Os inimigos caiam como plantas no dia da colheita.
Em pouco tempo, Janaina pegava Maíra em seus braços, e desaparecia com ela no módulo anti-gravitacional.
Antes de partir, ela beijou sua filha:
- Bom trabalho, minha querida, bom trabalho.

* * *
Miss Ross avançou, titubeante, pelo largo salão. No final dele, havia uma mesa e uma poltrona de espaldar alto, virada para a janela.
Quinze metro depois, Miss Ross parou, ao pé da mesa.
- Então ela nos venceu, não é mesmo? Uma menina nos venceu... – disse a voz atrás da poltrona.
- O segredo do mercado de ações é justamente o segredo, senhor. Quando souberam como agíamos e quando souberam como estávamos implantando boatos, ficou impossível continuar. Tivemos de pedir falência.
- Isso significa prejuízo, não é mesmo?
- Sim, senhor.
- Tudo por causa daquela potranca?
- Isso mesmo, senhor.
- Sabe o que fazemos com pontrancas que não se deixam domar?
- O que, senhor?
A poltrona se virou, revelando um homem baixo, de orelhas grande, rosto de chimpanzé e chapéu de cowboy.

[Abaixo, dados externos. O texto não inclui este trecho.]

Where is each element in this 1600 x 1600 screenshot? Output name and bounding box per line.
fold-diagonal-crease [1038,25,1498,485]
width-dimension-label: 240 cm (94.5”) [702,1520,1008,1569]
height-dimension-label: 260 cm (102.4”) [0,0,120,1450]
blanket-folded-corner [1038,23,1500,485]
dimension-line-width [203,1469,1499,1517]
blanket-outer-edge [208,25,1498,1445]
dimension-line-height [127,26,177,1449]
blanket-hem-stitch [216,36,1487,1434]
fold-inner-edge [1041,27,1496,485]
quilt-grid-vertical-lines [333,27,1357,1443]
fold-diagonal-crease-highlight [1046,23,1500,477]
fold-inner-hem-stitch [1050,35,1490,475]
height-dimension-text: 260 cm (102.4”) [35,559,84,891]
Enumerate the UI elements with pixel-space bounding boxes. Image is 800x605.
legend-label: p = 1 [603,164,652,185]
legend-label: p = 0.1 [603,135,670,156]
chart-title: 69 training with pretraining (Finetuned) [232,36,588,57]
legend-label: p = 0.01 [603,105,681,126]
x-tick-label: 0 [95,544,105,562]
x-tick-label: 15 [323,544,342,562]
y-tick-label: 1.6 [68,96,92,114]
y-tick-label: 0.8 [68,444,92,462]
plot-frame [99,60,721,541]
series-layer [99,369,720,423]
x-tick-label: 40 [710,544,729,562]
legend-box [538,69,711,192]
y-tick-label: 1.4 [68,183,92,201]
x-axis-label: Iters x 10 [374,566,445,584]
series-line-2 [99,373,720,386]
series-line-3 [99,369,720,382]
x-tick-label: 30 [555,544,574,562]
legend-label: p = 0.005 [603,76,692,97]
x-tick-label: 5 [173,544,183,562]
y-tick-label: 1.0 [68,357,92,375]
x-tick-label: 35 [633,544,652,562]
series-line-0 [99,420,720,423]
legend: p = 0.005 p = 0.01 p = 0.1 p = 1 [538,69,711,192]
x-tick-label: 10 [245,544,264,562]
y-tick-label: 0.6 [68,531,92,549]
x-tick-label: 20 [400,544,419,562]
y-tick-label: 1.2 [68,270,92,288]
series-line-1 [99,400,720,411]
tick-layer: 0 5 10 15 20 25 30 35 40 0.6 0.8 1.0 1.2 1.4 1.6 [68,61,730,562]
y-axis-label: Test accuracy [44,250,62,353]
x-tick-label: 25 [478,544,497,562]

- Nós sacrificamos, Miss Ross. É isso que fazemos com potrancas que nos dão trabalho.
A mulher sentiu um esgar de morte. Sua garganta se fechou e tremores percorreram seu corpo. Suas pernas bambearam e ela caiu, estrebuchando.
O homenzinho ficou em pé, para olhar por cima da mesa, enquanto dizia, divertido:
- A vida é um rancho, Miss Ross. É o que dizemos lá no Texas!